Só o grupo dos Geller, de acordo com a PF, teriam conseguido, de forma ilegal, 15 lotes, sendo cada lote com uma área de 100 hectares e avaliados, cada um, no valor de R$ 1 milhão.

“Esses grupos não tinham condições de ter um terreno da União. Então, eles pagavam laranjas para receberem os títulos do Incra em seu nome. Isso também contava com ajuda de servidores do Instituto”

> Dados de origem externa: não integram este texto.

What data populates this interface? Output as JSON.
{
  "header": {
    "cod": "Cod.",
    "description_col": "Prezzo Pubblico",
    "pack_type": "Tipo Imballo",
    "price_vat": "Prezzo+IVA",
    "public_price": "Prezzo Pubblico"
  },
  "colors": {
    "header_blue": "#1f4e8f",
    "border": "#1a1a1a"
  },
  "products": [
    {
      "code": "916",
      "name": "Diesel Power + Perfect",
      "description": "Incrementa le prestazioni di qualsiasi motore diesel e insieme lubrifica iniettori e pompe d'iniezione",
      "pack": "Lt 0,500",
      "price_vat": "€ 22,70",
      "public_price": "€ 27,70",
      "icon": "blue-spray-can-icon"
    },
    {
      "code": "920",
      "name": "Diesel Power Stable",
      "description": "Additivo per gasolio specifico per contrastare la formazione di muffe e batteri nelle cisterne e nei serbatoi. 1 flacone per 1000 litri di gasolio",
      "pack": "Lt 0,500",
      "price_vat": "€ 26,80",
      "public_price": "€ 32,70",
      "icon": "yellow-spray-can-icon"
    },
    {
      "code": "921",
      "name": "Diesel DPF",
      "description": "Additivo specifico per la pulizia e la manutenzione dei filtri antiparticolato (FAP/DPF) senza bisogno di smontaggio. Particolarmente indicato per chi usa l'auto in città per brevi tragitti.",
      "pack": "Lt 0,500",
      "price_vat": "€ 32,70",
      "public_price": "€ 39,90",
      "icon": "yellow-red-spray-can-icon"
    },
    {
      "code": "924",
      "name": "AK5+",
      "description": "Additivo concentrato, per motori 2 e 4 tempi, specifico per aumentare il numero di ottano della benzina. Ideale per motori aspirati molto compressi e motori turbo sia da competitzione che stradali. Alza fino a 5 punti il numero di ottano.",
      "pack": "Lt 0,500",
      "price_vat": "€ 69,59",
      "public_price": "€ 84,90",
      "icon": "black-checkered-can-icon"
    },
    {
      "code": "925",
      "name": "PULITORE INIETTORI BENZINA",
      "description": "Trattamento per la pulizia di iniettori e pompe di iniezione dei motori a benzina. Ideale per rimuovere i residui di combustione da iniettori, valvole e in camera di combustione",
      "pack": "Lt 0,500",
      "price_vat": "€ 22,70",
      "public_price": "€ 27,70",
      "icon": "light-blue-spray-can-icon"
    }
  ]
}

“Os irmãos Geller tinham 15 lotes com nomes de parentes e laranjas. Quem ajudou eles a conseguirem a inscrição foi um servidor chamado Jesuíno Guimarães, que trabalhava no Incra, gerenciava a terra e ainda simulava uma vistoria no local”, contou Sodré.

A Operação

A Operação “Terra Prometida” foi desencadeada nesta quinta-feira (27) pela Polícia Federal, e desmantelou um esquema que envolvia empresários, fazendeiros, produtores rurais e políticos.

A área do assentamento Itanhangá, que conta com 1.149 lotes, era palco da ação do bando.

Toda área da União investigada pela Polícia Federal está sendo usada atualmente como plantação de soja, fazendas ou latifúndios.

Dos 52 investigados que possuem a prisão preventiva decretada, 22 ainda não foram encontrados.

Segundo a PF, se eles não se apresentarem até a meia-noite de hoje (27), serão dados como foragidos da Justiça.

Segundo a representante do Ministério Público Federal, a procuradora da República Ludmila Monteiro, além de corrupção ativa, suborno e receptação, os envolvidos do grupo também serão indiciados por desmatamento e exploração ilegal de madeira.

“Além da esfera criminal, os investigados também responderão processo civil por desmatar área ilegal e explorarem madeira ilegal. A pena deles pode ultrapassar os 20 anos, caso sejam condenados”, disse.

Segundo a promotora, o MPF tem interesse em retomar os terrenos, mas ainda estuda o que será feito da área, já que está devastada.